新型コロナウイルスワクチンへの慎重な対応を求める ~子どものワクチン接種の環境整備と冬季の備えに注力を

pdfのダウンロードはこちら

東京都は、9月3日、新型コロナウイルスに関する感染警戒レベルを、4段階中3段階目にあたる「感染の再拡大に警戒が必要であると思われる」に引き下げた。週平均の新規感染者数が、緊急事態宣言のときの最大値を下回ったことを理由としている。しかし、9月11日に発表された新たな感染者187人のうち、およそ49%にあたる91人は感染経路が分かっていない。国内では新たに、30都道府県と空港検疫で計644人の感染が判明しており、収束に向かっていると言える状況にはない。

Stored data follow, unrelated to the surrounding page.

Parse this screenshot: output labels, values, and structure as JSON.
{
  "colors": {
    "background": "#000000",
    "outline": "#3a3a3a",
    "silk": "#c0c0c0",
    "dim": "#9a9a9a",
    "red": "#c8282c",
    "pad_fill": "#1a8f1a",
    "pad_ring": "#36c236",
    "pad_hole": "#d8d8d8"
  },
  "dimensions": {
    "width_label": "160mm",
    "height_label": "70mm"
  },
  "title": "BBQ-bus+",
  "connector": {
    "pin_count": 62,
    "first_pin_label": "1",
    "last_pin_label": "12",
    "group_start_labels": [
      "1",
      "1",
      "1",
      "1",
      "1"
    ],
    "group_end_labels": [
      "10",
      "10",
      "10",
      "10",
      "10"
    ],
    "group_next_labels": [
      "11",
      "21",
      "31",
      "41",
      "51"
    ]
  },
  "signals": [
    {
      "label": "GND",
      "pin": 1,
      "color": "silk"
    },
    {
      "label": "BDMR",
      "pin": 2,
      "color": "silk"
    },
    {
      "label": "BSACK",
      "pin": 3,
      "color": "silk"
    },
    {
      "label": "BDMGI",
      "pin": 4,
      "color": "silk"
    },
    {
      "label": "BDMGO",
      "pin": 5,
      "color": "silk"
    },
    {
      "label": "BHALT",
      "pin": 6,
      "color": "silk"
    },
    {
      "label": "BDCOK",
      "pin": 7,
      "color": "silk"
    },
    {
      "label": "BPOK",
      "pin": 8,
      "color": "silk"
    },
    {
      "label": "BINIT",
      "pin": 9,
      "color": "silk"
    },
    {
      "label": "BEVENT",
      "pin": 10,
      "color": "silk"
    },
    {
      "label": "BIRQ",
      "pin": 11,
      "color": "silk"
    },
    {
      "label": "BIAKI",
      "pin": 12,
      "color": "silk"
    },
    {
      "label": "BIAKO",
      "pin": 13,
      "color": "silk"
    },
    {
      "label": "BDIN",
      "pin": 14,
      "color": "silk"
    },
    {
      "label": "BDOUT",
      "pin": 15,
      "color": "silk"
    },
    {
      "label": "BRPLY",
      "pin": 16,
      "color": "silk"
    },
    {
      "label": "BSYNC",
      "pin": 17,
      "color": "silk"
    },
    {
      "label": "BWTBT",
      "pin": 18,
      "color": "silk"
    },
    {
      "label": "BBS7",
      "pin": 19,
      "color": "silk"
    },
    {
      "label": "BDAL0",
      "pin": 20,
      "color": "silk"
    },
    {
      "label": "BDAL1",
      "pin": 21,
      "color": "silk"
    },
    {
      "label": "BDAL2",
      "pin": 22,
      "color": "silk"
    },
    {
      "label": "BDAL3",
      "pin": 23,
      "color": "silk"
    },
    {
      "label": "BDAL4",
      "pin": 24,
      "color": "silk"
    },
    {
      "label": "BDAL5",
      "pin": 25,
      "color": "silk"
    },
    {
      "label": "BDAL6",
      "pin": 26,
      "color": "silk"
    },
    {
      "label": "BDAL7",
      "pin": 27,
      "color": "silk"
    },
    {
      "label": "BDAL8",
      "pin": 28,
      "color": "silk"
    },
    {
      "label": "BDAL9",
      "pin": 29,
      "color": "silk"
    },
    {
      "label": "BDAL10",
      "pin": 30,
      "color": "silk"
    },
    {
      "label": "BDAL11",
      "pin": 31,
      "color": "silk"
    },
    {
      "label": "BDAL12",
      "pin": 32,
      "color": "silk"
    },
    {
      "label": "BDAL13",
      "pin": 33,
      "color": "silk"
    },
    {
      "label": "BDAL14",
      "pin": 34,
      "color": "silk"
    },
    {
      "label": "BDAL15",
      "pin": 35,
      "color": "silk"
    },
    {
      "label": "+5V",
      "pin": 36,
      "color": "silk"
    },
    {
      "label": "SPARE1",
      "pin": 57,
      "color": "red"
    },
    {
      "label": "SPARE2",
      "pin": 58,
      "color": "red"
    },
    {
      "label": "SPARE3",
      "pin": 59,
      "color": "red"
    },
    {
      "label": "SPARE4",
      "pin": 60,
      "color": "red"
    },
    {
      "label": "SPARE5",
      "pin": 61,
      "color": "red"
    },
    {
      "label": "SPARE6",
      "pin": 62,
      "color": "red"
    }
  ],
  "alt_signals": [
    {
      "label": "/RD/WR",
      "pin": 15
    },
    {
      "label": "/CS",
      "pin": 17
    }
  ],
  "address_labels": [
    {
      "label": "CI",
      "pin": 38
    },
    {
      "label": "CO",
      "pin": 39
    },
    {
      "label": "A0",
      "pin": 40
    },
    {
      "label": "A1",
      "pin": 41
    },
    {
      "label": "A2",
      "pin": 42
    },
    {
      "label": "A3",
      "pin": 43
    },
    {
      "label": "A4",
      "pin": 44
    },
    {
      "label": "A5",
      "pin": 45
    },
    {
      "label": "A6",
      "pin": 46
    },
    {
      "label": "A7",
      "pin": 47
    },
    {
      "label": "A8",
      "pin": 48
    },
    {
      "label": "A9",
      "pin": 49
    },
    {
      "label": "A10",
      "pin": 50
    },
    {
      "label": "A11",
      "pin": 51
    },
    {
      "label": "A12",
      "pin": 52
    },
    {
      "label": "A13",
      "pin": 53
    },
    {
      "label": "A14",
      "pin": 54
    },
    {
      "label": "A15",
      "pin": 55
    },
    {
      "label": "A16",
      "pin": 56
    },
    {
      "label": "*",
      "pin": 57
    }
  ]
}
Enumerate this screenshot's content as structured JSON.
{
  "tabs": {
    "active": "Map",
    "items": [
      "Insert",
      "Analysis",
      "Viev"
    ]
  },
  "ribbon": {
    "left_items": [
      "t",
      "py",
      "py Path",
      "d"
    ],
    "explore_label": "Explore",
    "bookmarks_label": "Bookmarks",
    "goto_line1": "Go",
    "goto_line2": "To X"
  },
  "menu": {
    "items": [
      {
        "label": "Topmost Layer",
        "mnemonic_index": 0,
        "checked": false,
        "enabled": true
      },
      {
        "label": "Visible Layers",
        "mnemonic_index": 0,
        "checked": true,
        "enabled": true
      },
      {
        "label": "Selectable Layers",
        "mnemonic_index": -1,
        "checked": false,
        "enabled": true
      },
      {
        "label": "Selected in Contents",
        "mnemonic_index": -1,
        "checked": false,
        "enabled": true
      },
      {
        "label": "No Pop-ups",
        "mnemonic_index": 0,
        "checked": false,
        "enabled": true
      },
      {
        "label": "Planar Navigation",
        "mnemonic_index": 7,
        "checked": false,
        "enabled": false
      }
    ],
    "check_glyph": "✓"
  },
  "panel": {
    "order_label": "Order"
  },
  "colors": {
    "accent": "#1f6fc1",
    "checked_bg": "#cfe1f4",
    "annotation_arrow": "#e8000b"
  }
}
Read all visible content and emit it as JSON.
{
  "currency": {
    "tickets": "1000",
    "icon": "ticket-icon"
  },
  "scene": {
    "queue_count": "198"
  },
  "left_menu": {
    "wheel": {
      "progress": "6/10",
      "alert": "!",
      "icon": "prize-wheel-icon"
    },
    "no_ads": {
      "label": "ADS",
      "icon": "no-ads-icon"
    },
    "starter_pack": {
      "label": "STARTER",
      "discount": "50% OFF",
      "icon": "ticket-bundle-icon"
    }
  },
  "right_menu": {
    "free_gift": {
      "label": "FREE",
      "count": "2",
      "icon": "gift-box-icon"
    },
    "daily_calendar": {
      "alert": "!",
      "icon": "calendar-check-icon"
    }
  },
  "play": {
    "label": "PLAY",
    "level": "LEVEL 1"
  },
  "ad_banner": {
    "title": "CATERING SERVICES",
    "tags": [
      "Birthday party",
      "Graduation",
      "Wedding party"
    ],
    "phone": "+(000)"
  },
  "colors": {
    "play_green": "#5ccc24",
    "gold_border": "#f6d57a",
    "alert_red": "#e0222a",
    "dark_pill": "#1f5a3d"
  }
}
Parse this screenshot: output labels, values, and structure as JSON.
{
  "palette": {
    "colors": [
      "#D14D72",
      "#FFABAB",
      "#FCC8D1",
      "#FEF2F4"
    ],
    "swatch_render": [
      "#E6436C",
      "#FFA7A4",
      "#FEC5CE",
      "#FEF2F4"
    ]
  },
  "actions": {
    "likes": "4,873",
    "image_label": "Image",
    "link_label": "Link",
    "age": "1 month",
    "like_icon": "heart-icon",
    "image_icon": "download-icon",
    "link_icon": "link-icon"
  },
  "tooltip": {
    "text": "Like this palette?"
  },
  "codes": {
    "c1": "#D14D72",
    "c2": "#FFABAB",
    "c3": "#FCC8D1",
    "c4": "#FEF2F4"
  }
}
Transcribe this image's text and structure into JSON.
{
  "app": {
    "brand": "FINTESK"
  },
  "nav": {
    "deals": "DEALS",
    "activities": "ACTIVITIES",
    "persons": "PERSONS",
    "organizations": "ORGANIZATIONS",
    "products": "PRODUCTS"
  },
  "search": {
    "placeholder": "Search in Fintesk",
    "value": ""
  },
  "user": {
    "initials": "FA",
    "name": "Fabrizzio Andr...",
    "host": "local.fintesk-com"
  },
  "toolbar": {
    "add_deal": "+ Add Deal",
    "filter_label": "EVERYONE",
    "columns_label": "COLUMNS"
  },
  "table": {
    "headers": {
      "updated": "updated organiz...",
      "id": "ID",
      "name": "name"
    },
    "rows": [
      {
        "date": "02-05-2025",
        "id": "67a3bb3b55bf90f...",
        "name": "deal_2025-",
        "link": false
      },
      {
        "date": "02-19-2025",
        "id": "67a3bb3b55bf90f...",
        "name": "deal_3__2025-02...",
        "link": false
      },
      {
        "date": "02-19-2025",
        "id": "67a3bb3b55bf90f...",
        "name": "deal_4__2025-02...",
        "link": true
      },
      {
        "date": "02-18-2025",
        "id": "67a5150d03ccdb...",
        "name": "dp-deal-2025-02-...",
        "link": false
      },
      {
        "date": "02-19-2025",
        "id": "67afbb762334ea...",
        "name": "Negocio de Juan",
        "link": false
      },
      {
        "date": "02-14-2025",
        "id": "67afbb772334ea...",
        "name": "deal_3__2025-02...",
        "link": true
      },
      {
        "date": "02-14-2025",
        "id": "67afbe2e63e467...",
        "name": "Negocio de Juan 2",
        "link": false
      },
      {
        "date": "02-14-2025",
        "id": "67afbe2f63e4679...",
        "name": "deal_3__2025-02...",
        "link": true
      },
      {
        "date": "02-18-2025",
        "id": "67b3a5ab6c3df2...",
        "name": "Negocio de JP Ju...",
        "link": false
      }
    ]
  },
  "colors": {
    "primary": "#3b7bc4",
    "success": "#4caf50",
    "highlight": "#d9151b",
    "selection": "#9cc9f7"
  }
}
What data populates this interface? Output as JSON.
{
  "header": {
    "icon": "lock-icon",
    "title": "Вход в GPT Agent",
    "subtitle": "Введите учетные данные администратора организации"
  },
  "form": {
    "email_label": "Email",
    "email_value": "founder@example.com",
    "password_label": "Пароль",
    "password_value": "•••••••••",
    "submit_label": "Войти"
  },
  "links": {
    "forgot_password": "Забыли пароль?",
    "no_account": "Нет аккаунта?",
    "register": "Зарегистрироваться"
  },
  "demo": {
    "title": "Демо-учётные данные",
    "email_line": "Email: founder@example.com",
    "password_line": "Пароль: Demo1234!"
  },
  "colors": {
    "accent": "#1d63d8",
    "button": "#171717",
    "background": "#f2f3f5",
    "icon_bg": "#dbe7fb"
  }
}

当県では、この間、第2波に備える「検査体制の拡充」と「検査対象の拡大」を知事が表明し、唾液検査の普及と協力医療機関の増加が図られている。都道府県が主体的に感染防止対策を講じることは、住民の安全と地域経済を守るために重要なことであり、医療従事者と自治体行政の連携した取り組みに敬意を表する。しかし未だに、症状があったり感染者との接触の不安があったりしても、なかなか検査が受けられない地域があるという声も聞かれており、感染の拡がりにも、医療・検査体制にも地域差がある。国には、居住地による生命や健康の差が拡大しないよう、リーダーシップを発揮して支援や対策を講じてもらいたい。

このようななか、今回の感染症のワクチンに関する報道が続いている。各国政府は製薬会社と早くから接触、日本政府も国民全員分のワクチン確保を目標とし、主として海外の製薬会社から大量調達する方向で動いているようだ。8月末には、日本政府が、新型コロナウイルス感染症のワクチンで被害が出た場合の製薬会社の賠償責任を免除する方針を固めたと報道された。国の分科会で、2009年の新型インフルエンザ流行時と同様の対応を求める意見が出たことが背景にあるようだ。その数日後、今度は日本が基本合意した製薬会社のワクチン開発が、米国での臨床試験を中断していると報道された。英国での臨床試験で深刻な副作用が生じたため、その内容や安全性のデータを精査する、情報収集後、日本での臨床試験についても対応を検討することを伝えている。

世界で猛威を奮う感染症のワクチンの需要が極めて高いことは理解できる。強力な感染力を持つ新型ウイルスのワクチン開発は、経済界、医療界をはじめ、多くの住民の望みといえるだろう。しかし未知の部分が多い感染症であるがゆえに、ワクチンの有効性や安全性の検証には、どんなに優先的に取り組んだとしても一定以上の期間を要するとも考えられる。コロナウイルスの動物実験の過程で、抗体をつくったが治らなかったケースを指摘する免疫学の専門家もある。「延期」となった祭典が、日本政府の対応を「前のめり」にすることのないよう注視していきたい。

まもなくインフルエンザの季節となる。厚生労働省は、事務連絡を発出し、都道府県と基礎自治体の連携、地域の実情に応じた医療機関での相談・診療・検査体制の整備を通達している。しかし医療現場の実態と不安をどれだけ想像しているだろうか。感染への不安から受診抑制が拡がるなか、子どものワクチン接種率が減少している。NPOの調査によれば、小児用の肺炎球菌ワクチンやMR(麻疹・風疹)ワクチンの接種率が、新型コロナが流行しはじめた昨年12月以降に低下しているという。患者の不安を取り除かなくては、インフルエンザの予防接種が拡がらないまま流行期に入ることになりはしないか。

すでに実施されている予防接種を、安心して受けられる体制の整備、予防接種の重要性の周知など、医療機関と患者の不安解消に力を注いでもらいたい。